When Caro woke, Rob had gone. She rolled to her other side and smelled the pillow he’d slept on, his cologne had seeped into it.
She rose and called for a maid to help her dress, so she might break her fast with the family. Rob was not at the table when she entered the room. She looked at the clock. It was almost twelve. She had not slept so soundly for months.
“Rob went out riding,” his father stated.
It was only his father and mother there. They’d finished eating and were drinking coffee. Perhaps they’d been waiting for her.
“Sit down and eat, Caroline,” his mother encouraged.
They talked of her new cottage, not Rob. She’d assumed they were angry, but they did not seem to be.
A rush of cold air swept into the room when the door was opened, and Rob was there, still in his outdoor clothes, which carried the scent of the cold winter air. He walked forward. “I have spoken to the vicar, Caro, the first banns will be read this Sunday. They must be read three times and then we are to be married the following Tuesday. I have also posted an announcement in the paper, which will appear tomorrow, advising the world of our engagement.”
He looked at his father. “I have sent word to let Uncle Robert know he may travel without me. Caro and I will follow later.”
“Do you think he would leave and miss the wedding? He would not. He will not travel himself when he hears. Your mother and I will call on him today. You are keeping us all in London for an age, Robbie.”
He smiled. “Caro, when you are ready, we’ll leave. I wish to call into Drew’s before taking you home.”
“I am ready now. I’ll fetch my bonnet and cloak.” She rose.
“Is that coffee warm, Mama?”
“Yes.”
“I shall drink a cup then while I wait for you to come back, Caro.”

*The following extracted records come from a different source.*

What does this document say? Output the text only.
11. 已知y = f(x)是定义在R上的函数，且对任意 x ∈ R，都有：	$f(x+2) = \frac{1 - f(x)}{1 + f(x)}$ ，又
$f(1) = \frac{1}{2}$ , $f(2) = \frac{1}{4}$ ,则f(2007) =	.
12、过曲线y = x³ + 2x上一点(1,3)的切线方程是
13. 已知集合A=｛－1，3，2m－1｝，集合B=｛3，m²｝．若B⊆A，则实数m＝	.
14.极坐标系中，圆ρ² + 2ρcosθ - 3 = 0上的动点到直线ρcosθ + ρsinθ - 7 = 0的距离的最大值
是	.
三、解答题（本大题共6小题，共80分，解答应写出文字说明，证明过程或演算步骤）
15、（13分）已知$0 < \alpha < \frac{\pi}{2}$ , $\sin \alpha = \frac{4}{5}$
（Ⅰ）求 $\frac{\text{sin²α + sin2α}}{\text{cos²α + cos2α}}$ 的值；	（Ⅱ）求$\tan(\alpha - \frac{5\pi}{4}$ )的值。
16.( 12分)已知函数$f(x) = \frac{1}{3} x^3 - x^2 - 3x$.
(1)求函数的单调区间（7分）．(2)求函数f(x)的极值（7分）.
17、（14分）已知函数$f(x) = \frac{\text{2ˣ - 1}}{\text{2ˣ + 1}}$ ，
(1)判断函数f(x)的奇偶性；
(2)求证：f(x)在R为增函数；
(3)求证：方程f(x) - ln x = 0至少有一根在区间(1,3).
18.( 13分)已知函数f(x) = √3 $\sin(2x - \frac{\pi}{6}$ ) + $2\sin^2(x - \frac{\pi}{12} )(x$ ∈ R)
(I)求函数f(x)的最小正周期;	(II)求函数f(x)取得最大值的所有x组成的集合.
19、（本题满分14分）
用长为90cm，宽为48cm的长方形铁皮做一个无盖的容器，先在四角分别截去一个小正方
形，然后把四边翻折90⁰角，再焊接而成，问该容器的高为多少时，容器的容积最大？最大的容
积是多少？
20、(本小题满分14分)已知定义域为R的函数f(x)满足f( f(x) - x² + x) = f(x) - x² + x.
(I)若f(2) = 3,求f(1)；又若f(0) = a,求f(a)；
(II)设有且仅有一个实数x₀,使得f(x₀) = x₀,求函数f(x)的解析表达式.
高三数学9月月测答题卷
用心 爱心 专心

She smiled when she left the room. She felt as though she’d seen through a window into a future that was now possible for her. Her parents’ home had not been like this, nor had her marriage with Albert, and yet her marriage with Rob might include quiet, companionable breakfasts and family dinners.

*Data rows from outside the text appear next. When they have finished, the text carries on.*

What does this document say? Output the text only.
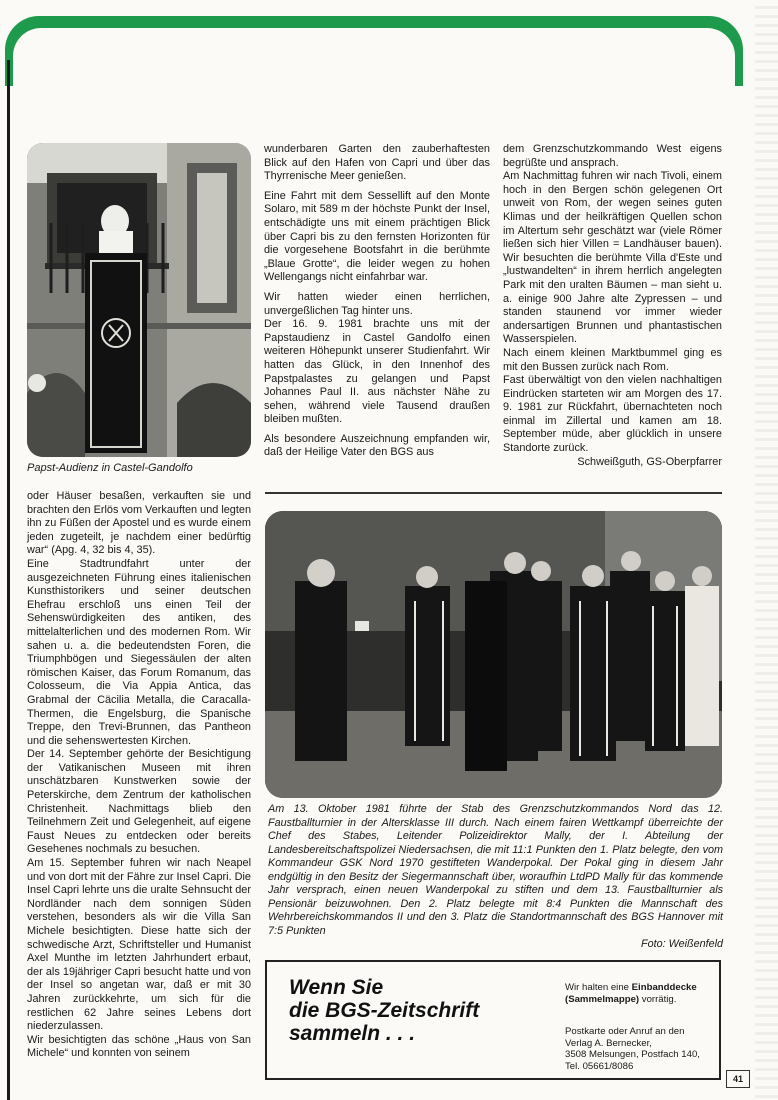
Papst-Audienz in Castel-Gandolfo

wunderbaren Garten den zauberhaftesten Blick auf den Hafen von Capri und über das Thyrrenische Meer genießen.

Eine Fahrt mit dem Sessellift auf den Monte Solaro, mit 589 m der höchste Punkt der Insel, entschädigte uns mit einem prächtigen Blick über Capri bis zu den fernsten Horizonten für die vorgesehene Bootsfahrt in die berühmte „Blaue Grotte“, die leider wegen zu hohen Wellengangs nicht einfahrbar war.

Wir hatten wieder einen herrlichen, unvergeßlichen Tag hinter uns.

Der 16. 9. 1981 brachte uns mit der Papstaudienz in Castel Gandolfo einen weiteren Höhepunkt unserer Studienfahrt. Wir hatten das Glück, in den Innenhof des Papstpalastes zu gelangen und Papst Johannes Paul II. aus nächster Nähe zu sehen, während viele Tausend draußen bleiben mußten.

Als besondere Auszeichnung empfanden wir, daß der Heilige Vater den BGS aus

dem Grenzschutzkommando West eigens begrüßte und ansprach.

Am Nachmittag fuhren wir nach Tivoli, einem hoch in den Bergen schön gelegenen Ort unweit von Rom, der wegen seines guten Klimas und der heilkräftigen Quellen schon im Altertum sehr geschätzt war (viele Römer ließen sich hier Villen = Landhäuser bauen). Wir besuchten die berühmte Villa d'Este und „lustwandelten“ in ihrem herrlich angelegten Park mit den uralten Bäumen – man sieht u. a. einige 900 Jahre alte Zypressen – und standen staunend vor immer wieder andersartigen Brunnen und phantastischen Wasserspielen.

Nach einem kleinen Marktbummel ging es mit den Bussen zurück nach Rom.

Fast überwältigt von den vielen nachhaltigen Eindrücken starteten wir am Morgen des 17. 9. 1981 zur Rückfahrt, übernachteten noch einmal im Zillertal und kamen am 18. September müde, aber glücklich in unsere Standorte zurück.

Schweißguth, GS-Oberpfarrer

oder Häuser besaßen, verkauften sie und brachten den Erlös vom Verkauften und legten ihn zu Füßen der Apostel und es wurde einem jeden zugeteilt, je nachdem einer bedürftig war“ (Apg. 4, 32 bis 4, 35).

Eine Stadtrundfahrt unter der ausgezeichneten Führung eines italienischen Kunsthistorikers und seiner deutschen Ehefrau erschloß uns einen Teil der Sehenswürdigkeiten des antiken, des mittelalterlichen und des modernen Rom. Wir sahen u. a. die bedeutendsten Foren, die Triumphbögen und Siegessäulen der alten römischen Kaiser, das Forum Romanum, das Colosseum, die Via Appia Antica, das Grabmal der Cäcilia Metalla, die Caracalla-Thermen, die Engelsburg, die Spanische Treppe, den Trevi-Brunnen, das Pantheon und die sehenswertesten Kirchen.

Der 14. September gehörte der Besichtigung der Vatikanischen Museen mit ihren unschätzbaren Kunstwerken sowie der Peterskirche, dem Zentrum der katholischen Christenheit. Nachmittags blieb den Teilnehmern Zeit und Gelegenheit, auf eigene Faust Neues zu entdecken oder bereits Gesehenes nochmals zu besuchen.

Am 15. September fuhren wir nach Neapel und von dort mit der Fähre zur Insel Capri. Die Insel Capri lehrte uns die uralte Sehnsucht der Nordländer nach dem sonnigen Süden verstehen, besonders als wir die Villa San Michele besichtigten. Diese hatte sich der schwedische Arzt, Schriftsteller und Humanist Axel Munthe im letzten Jahrhundert erbaut, der als 19jähriger Capri besucht hatte und von der Insel so angetan war, daß er mit 30 Jahren zurückkehrte, um sich für die restlichen 62 Jahre seines Lebens dort niederzulassen.

Wir besichtigten das schöne „Haus von San Michele“ und konnten von seinem

Am 13. Oktober 1981 führte der Stab des Grenzschutzkommandos Nord das 12. Faustballturnier in der Altersklasse III durch. Nach einem fairen Wettkampf überreichte der Chef des Stabes, Leitender Polizeidirektor Mally, der I. Abteilung der Landesbereitschaftspolizei Niedersachsen, die mit 11:1 Punkten den 1. Platz belegte, den vom Kommandeur GSK Nord 1970 gestifteten Wanderpokal. Der Pokal ging in diesem Jahr endgültig in den Besitz der Siegermannschaft über, woraufhin LtdPD Mally für das kommende Jahr versprach, einen neuen Wanderpokal zu stiften und dem 13. Faustballturnier als Pensionär beizuwohnen. Den 2. Platz belegte mit 8:4 Punkten die Mannschaft des Wehrbereichskommandos II und den 3. Platz die Standortmannschaft des BGS Hannover mit 7:5 Punkten
Foto: Weißenfeld
Wenn Sie
die BGS-Zeitschrift
sammeln . . .
Wir halten eine Einbanddecke (Sammelmappe) vorrätig.
Postkarte oder Anruf an den
Verlag A. Bernecker,
3508 Melsungen, Postfach 140,
Tel. 05661/8086
41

She felt the same about her marriage as she did about her child: hopeful, excited and yet equally afraid, although she could not even say why she was afraid about her marriage.
Perhaps it was only because they had not really had a chance to talk.
~
When Rob drove up to the front of Drew’s house he was suffering from the events of the last hours, shock had settled on his shoulders like a cloak. They had driven out of London in silence, mostly. He hadn’t known what to say. He was to be a father, not only a husband. It did not seem real. Yet Caro sat beside him as testimony to the fact that those hours had occurred. He’d not dreamt them.
It was a physical pain to think that she’d known all this time and not spoken, and yet he’d never thought to ask, and so he bore his own guilt.
He’d called at his club after visiting the vicar, only for a few moments, but he’d wished to see his friends before they discovered his whereabouts through an announcement in the paper.
Their disbelief had echoed within him as exclamations rang. “You are too young to hang yourself in a parson’s noose.”